According to the official release, the purpose behind the move is to emphasize the company’s commitment to putting the safety of its clients’ assets at the forefront of its solutions.
Binance Custody Becomes Ceffu
The move will also include a transition from the existing domain for Binance Custody to a new one.
It’s worth noting that Binance Custody was once launched as a dedicated and standalone custody platform with aim of addressing the security challenges that institutions face.
The release further notes that:
While we remain committed to the ecosystem as Binance’s custody partner, this rebranding marks an important milestone in our company’s development to continue offering standalone solutions as well, including segregated cold storage, native staking, and escrow services.
As part of this rebranding, there are no changes to the terms and conditions of our services, nor to the solutions already provided to our clients.

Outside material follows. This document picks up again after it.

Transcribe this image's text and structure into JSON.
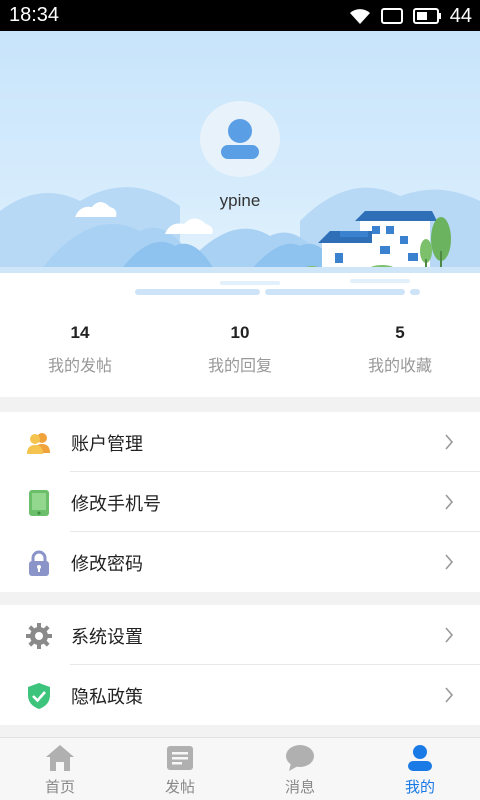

Institutional Custody and Roadmap for 2023
As CryptoPotato reported earlier in January, Binance Custody is fully intended to allow institutions to invest and trade using cold cryptocurrency storage as a safer alternative.
Back then, the exchange noted:
Security is a top priority for institutions, who also desire the deep liqudity that the Binance Exchange offers. Binance Mirror brings th ebest of both worlds. We spent much of last year refining its operations to help our clients unlock the liqudity of their assets held in our cold storage. We’re very excited about where we are today and can’t wait to introduce our upcoming new features that will elevate Binance Mirror’s functionality even further. – Said Athena Yu, VP of Binance Custody.
Despite the turmoil in the industry, Binance appears unfazed and even expressed plans to expand its headcount by as much as 30% throughout the course of 2023.